Despite the 1-2 punch of labor and supply chain, 2021 served as a record-breaking year for Shuckin' Shack: over $20 million in system-wide sales (with 95%+ being on-premise sales), a same-store sales comp of +11% (versus 2019), our biggest franchise development year ever, and renewed faith and dependence upon guiding principles of our brand.

Piggy-backing on my previous metaphor, our counter-punch to 2021 relied on two things: pointed communication and brand identity.

Dating back to March 2020 and continuing today, pointed communication to our customers has been a primary reason we've been able to not only stay afloat but thrive during uncertain times. As opposed to spending capital on technology and competing with a host of other brands now ubiquitous with online ordering and delivery, we chose to invest in an interactive social media approach, driven by a singular message: "We are your choice for seafood and cocktails."

We relied on our higher-quality products and bet that our customers would want to escape from their home, and would choose curbside to-go if they consistently heard our message. Delivery never represented more than 5% of our total sales during the height of the pandemic (when dine-in restrictions eased to 50% or more) — a true outlier in the full-service sector.

In addition to our customers, pointed communication also extended to our staff members. Yes, we increased wages to be more competitive across the board, but we also took a holistic approach to talking with our employees. Simple conversations improved our employee retention. We focused on employee well-being, offered more flexible work schedules and tried to listen more to the actual needs of our front-line workers — whether inside or outside of the restaurant's four walls. In our company units, from 2019 to 2021, we reduced our overall employee turnover by 28%.

Our knockout punch to 2021 was a familiar tool in our arsenal: brand identity. Our marketing team doubled down on our "unconventional" marketing efforts, driven by our soiree into viral trends (with a Shuckin' Shack twist). We stuck with who we knew ourselves to be, and more importantly who our customers knew us to be: authentic and fun. Our operations team continued to work on combating supply chain challenges, all the while encouraging our franchisees to roll with the punches and depend on our market pricing structure on key menu items.

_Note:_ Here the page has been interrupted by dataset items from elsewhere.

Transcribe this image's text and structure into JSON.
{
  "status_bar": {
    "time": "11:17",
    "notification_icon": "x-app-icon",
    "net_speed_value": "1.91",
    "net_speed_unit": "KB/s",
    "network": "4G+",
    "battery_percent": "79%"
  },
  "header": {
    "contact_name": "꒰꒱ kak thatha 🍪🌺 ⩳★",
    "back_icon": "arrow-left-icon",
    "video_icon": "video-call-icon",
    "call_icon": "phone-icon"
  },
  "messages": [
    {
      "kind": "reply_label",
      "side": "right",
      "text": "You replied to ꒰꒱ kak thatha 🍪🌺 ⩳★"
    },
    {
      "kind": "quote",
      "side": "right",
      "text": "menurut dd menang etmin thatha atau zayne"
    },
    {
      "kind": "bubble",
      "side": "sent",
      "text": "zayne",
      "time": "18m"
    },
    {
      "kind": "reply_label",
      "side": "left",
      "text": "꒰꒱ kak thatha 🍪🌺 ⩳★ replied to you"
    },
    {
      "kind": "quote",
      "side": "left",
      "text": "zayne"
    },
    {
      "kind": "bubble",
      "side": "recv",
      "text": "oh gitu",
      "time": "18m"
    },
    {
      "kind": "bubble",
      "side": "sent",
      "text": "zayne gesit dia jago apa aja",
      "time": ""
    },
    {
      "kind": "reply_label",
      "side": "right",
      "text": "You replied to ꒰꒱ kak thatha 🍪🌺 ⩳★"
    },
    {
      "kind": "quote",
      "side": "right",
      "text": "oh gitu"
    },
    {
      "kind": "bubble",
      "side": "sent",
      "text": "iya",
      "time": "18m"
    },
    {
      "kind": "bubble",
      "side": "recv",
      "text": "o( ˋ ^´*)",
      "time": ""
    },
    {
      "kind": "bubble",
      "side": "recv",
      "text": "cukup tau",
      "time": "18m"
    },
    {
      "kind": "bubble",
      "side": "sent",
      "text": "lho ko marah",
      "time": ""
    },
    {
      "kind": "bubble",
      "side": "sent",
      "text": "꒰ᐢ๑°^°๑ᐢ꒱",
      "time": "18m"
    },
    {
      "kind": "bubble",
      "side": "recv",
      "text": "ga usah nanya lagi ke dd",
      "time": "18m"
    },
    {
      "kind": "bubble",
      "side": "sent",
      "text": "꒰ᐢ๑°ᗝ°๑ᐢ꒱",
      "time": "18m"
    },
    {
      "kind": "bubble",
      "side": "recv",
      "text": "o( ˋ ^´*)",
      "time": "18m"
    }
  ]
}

Behind the scenes, our conversations focused on how we could best deliver our customer experience to those still at home. We offered Take & Boil kits, "Just Add Booze" cocktail pre-mixes, and made sure that the customer experience for our dine-in guests was safe and exceptional.

Through the remainder of 2021, we capitalized on the simple fact that a vast majority of seafood consumed in the United States is done in restaurants and that within our footprint, we would be that restaurant of choice. For us, the choice to rely on what we knew wasn't an easy one. There were certain moments throughout the prize fight of 2021 where we got knocked down, but we got back up, leaned into what we do best, and continued to throw punches.